As we mentioned before, GKE is based on Kubernetes itself. We will briefly explain the core Kubernetes components and how they relate to GKE.
Because this book is aimed toward helping you ace the Associate Cloud Engineer (ACE) exam, we won’t explain how to build a CI/CD pipeline and deploy it to GKE. If you wish to learn about Kubernetes in much more detail, there are many fantastic books on the market.
The central concept of Kubernetes is a cluster. As Kubernetes consists of multiple components, a diagram of Kubernetes architecture will allow us to understand its components and dependencies:
Figure 5.2 – Kubernetes architecture
A cluster consists of a few elements, as outlined here:
- Nodes—Worker machines where we deploy containerized applications. A node has multiple components that interact with each other, as follows:
- kubelet—This is an agent that runs on each node and makes sure that containers are running in a Pod.
- kube-proxy—This is a network proxy that runs on each node in the cluster. It maintains network rules on nodes that allow network communication to Pods.
- Container runtime—Kubernetes supports multiple runtimes such as containers, CRI-O, or any other Kubernetes Container Runtime Interface (CRI).
- Pods—Pods are hosted on worker nodes. They are the smallest deployable units of computing that can be created and managed in Kubernetes. A Pod can be a single container or a group of containers with shared storage and network resources. The control plane has multiple components that interact with each other, as follows:
- kube-apiserver—This is an API server that is the frontend for the Kubernetes control plane.
- etcd—A highly available, strongly consistent, distributed key-value store where all configuration, data, or state is stored.
- kube-scheduler—This is a component used to schedule containers to run on a node.
- kube-controller-manager—This is a control plane component that runs controller processes. It has several controllers included: a node controller (responsible for node unavailability), job controller (creates Pods), endpoint controller (populates endpoint objects), service account and token controllers (create default accounts and API access tokens for new namespaces).
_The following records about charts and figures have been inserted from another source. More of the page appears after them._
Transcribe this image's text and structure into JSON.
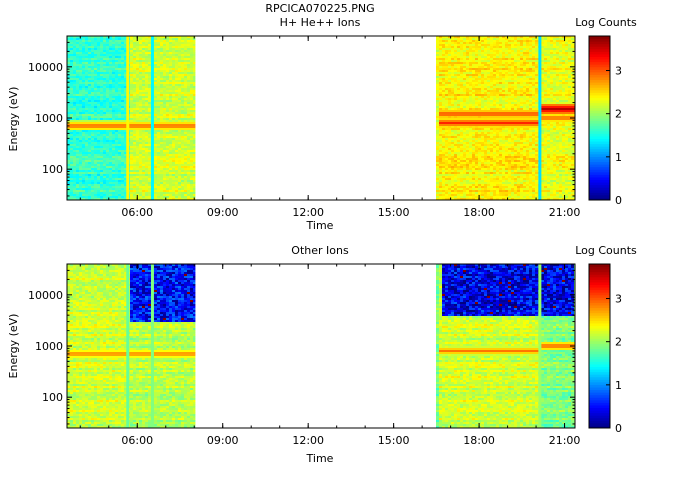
{
  "figure_title": "RPCICA070225.PNG",
  "colors": {
    "empty": "#ffffff",
    "axis": "#000000"
  },
  "chart_data": [
    {
      "type": "heatmap",
      "title": "H+ He++ Ions",
      "xlabel": "Time",
      "ylabel": "Energy (eV)",
      "xlim": [
        "03:32",
        "21:22"
      ],
      "x_ticks": [
        "06:00",
        "09:00",
        "12:00",
        "15:00",
        "18:00",
        "21:00"
      ],
      "ylim": [
        25,
        40000
      ],
      "yscale": "log",
      "y_ticks": [
        "100",
        "1000",
        "10000"
      ],
      "colorbar": {
        "label": "Log Counts",
        "range": [
          0,
          3.8
        ],
        "ticks": [
          "0",
          "1",
          "2",
          "3"
        ]
      },
      "data_intervals": [
        [
          "03:32",
          "08:01"
        ],
        [
          "16:30",
          "21:22"
        ]
      ],
      "background_level": {
        "03:32-05:40": 1.6,
        "05:40-08:01": 2.2,
        "16:30-20:10": 2.4,
        "20:10-21:22": 2.3
      },
      "bands": [
        {
          "from": "03:32",
          "to": "08:01",
          "energy_eV": 700,
          "level": 3.0
        },
        {
          "from": "16:30",
          "to": "20:10",
          "energy_eV": 1200,
          "level": 3.1
        },
        {
          "from": "16:30",
          "to": "20:10",
          "energy_eV": 800,
          "level": 3.2
        },
        {
          "from": "20:10",
          "to": "21:22",
          "energy_eV": 1500,
          "level": 3.6
        },
        {
          "from": "20:10",
          "to": "21:22",
          "energy_eV": 1000,
          "level": 3.0
        }
      ],
      "vertical_streaks": [
        {
          "time": "05:40",
          "level": 2.4
        },
        {
          "time": "06:32",
          "level": 1.4
        },
        {
          "time": "20:08",
          "level": 1.3
        }
      ]
    },
    {
      "type": "heatmap",
      "title": "Other Ions",
      "xlabel": "Time",
      "ylabel": "Energy (eV)",
      "xlim": [
        "03:32",
        "21:22"
      ],
      "x_ticks": [
        "06:00",
        "09:00",
        "12:00",
        "15:00",
        "18:00",
        "21:00"
      ],
      "ylim": [
        25,
        40000
      ],
      "yscale": "log",
      "y_ticks": [
        "100",
        "1000",
        "10000"
      ],
      "colorbar": {
        "label": "Log Counts",
        "range": [
          0,
          3.8
        ],
        "ticks": [
          "0",
          "1",
          "2",
          "3"
        ]
      },
      "data_intervals": [
        [
          "03:32",
          "08:01"
        ],
        [
          "16:30",
          "21:22"
        ]
      ],
      "background_level": {
        "03:32-05:40": 2.2,
        "05:40-08:01": 2.1,
        "16:30-20:10": 2.2,
        "20:10-21:22": 1.9
      },
      "high_energy_depletion": [
        {
          "from": "05:40",
          "to": "08:01",
          "above_eV": 3000,
          "level": 0.5
        },
        {
          "from": "16:40",
          "to": "21:15",
          "above_eV": 4000,
          "level": 0.4
        }
      ],
      "bands": [
        {
          "from": "03:32",
          "to": "08:01",
          "energy_eV": 700,
          "level": 2.9
        },
        {
          "from": "16:30",
          "to": "20:10",
          "energy_eV": 800,
          "level": 2.9
        },
        {
          "from": "20:10",
          "to": "21:22",
          "energy_eV": 1000,
          "level": 3.0
        }
      ],
      "vertical_streaks": [
        {
          "time": "05:40",
          "level": 1.8
        },
        {
          "time": "06:32",
          "level": 1.9
        },
        {
          "time": "20:08",
          "level": 2.0
        }
      ]
    }
  ]
}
- cloud-controller-manager—The cloud controller manager component allows us to link clusters into the cloud provider API and separate the components that interact with the cloud platform from those that only interact with your cluster. On-premises Kubernetes doesn’t have this component.
To learn more about the Kubernetes concepts, please visit the following URL: https://kubernetes.io/docs/concepts/overview/components/.
Google Kubernetes components are based on Kubernetes, but Google Cloud fully manages the control plane for us. Essentially, GKE consumers must deploy applications and configure GKE according to their needs.
GKE offers several storage options for containerized applications running on GKE. On-disk files in containers are the simplest place for an application to write data, but it doesn’t solve the main problem. When the container stops or crashes, the files and data are lost. Besides that, some applications might require shared storage or even need to access the data from different containers running in the same Pod.
Kubernetes abstract block-based storage to Pods by introducing volumes, persistent volumes (PVs), and storage classes.
Before we dive into different storage components, we need to understand dependencies and how they construct GKE storage:
Figure 5.3 – Kubernetes storage architecture
On the right side of the diagram, we have persistent disks, which we know from Google Compute Engine (GCE), and they are used as block storage for instances. Filestore, a managed Google Cloud Network File System (NFS) service, can be used as well as a storage option in GKE.